Hz.Dâvûd’un da şöyle bir duası vardır:
يا رازق النعاب في عشه
وجابر العظم الكسير المهيض
Yê râzikenne’âbi fî işşihî ve cêbir el azmil kesîr il mihyezi
Ey yuvasında olan karga yavrusunun rızkını veren, kırılıp ufalanan, dağılan kemiği kaynaştıran, onarıp saran yüce Allah.
Niye Karga yavrusu?Karga yumurtayı kırıp içinden yavru çıkıyor,bu yavru bir yağ parçası gibi ne ağzı,ne gagası hiç bir şeyi yok ve (varsa da) hiç görünmüyor,anne karga bu yavrusundan tiksinir onu terk eder gider, yüce Allah bunun da rızkını verir ve aksatmaz,nasıl ama? Şöyle; Sivrisinekler yağ parçası zannederek üzerine konarlar bu yavru üzerine konan sivrisinekleri yüce Allah’ın verdiği hidayet ve imkan ile kapar ve yer,biraz güç ve kuvvet kazanır,palazlanır ve kısa zaman sonra rengi siyah olur güzelleşir, güzelleşince annesi ona sahip çıkar terk edildiği bu zaman zarfında rızkını Yüce Allah verir,işte bunun manası budur.
Burada hem yüce Allah’ın,mahlukatın rızkına kefil olduğunu,dolayısıyla hiç bir canlı rızkını yemeden ölmeyeceğini, başkasının rızkını
yemesinin mümkün olmadığını, hiç kimsenin rızkından fazla bir lokma da olsa alamayacağını bilmek ve buna inanmak gerekiyor, böyle inanan rahat eder, sebeblere sarılır,sonra tevekkül eder,gayri mesrû’

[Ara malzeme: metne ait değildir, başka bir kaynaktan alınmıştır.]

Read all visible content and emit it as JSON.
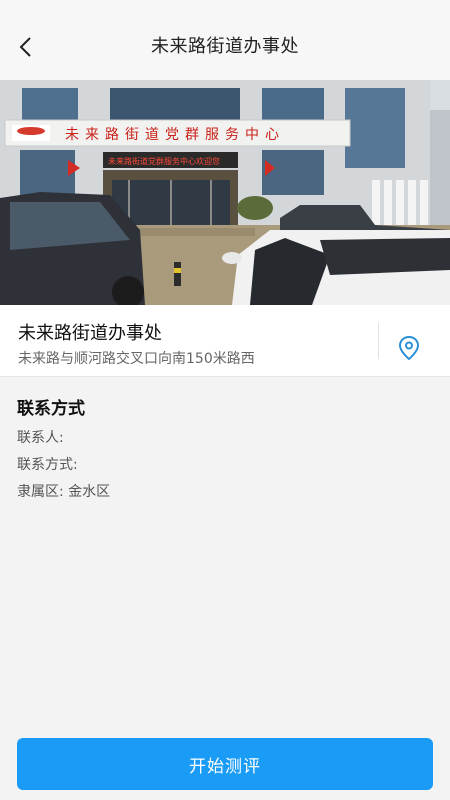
{
  "navbar": {
    "title": "未来路街道办事处",
    "back_icon": "chevron-left-icon"
  },
  "hero": {
    "banner_text": "未来路街道党群服务中心",
    "led_text": "未来路街道党群服务中心欢迎您"
  },
  "place": {
    "name": "未来路街道办事处",
    "address": "未来路与顺河路交叉口向南150米路西",
    "location_icon": "location-pin-icon"
  },
  "contact": {
    "heading": "联系方式",
    "person": "联系人:",
    "phone": "联系方式:",
    "district": "隶属区: 金水区"
  },
  "actions": {
    "start_label": "开始测评"
  },
  "colors": {
    "accent": "#1a9bf5",
    "pin": "#2a8fd9"
  }
}
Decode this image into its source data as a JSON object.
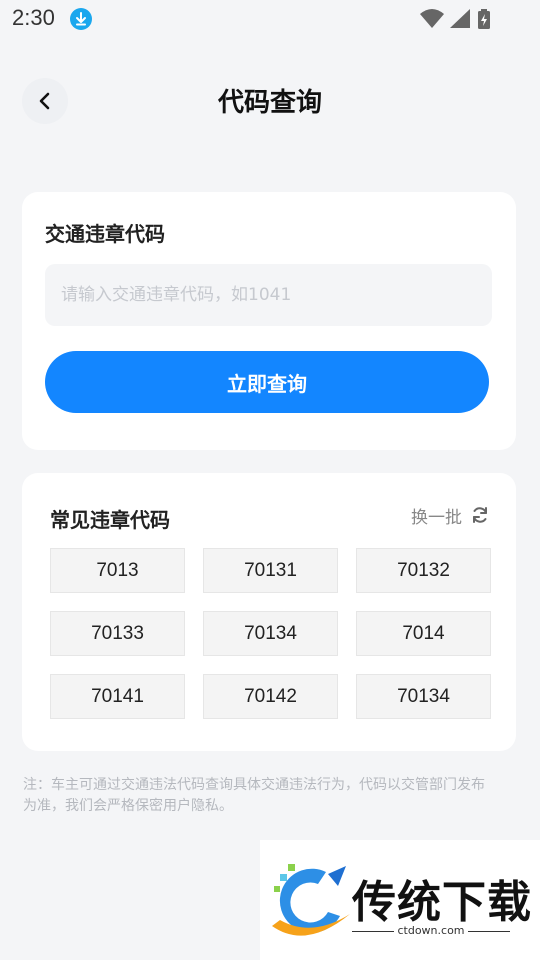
{
  "status_bar": {
    "time": "2:30",
    "icons": [
      "download-icon",
      "wifi-icon",
      "signal-icon",
      "battery-charging-icon"
    ]
  },
  "header": {
    "back_icon": "chevron-left-icon",
    "title": "代码查询"
  },
  "query_card": {
    "label": "交通违章代码",
    "input_value": "",
    "input_placeholder": "请输入交通违章代码，如1041",
    "button_label": "立即查询",
    "button_color": "#1386ff"
  },
  "common_card": {
    "title": "常见违章代码",
    "refresh_label": "换一批",
    "refresh_icon": "refresh-icon",
    "codes": [
      "7013",
      "70131",
      "70132",
      "70133",
      "70134",
      "7014",
      "70141",
      "70142",
      "70134"
    ]
  },
  "note": "注：车主可通过交通违法代码查询具体交通违法行为，代码以交管部门发布为准，我们会严格保密用户隐私。",
  "watermark": {
    "brand": "传统下载",
    "domain": "ctdown.com"
  }
}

yollardan kazanmaya son verir,harama tenezzül etmez, tevessül etmez.
Ayrıca yüce Allah’ın mutlak kudretine inanır,Allah’a râm olur, teslim olur,O’na her konuda iltica eder, dâima O’na döner,O’na sığınır.
Kâmil tevhid budur.
İhlas budur, ihlas sadece ihlas süresini okumaktan ibaret değildir tâbi, ihlâs Allah merkezli hayat sürmektir, rızasına kilitlenmektir, zararı ve faydayı ondan görmektir,”O görüyor ya,biliyor ya yeter diyebilmektir”
Yüce Allah bizlere ve bütün mümin kardeşlerimize amellerde ihlası, sözlerde sıdk’ı ve yaşantımızda safâ’yı ve net olmayı nasip etsin Âmîn.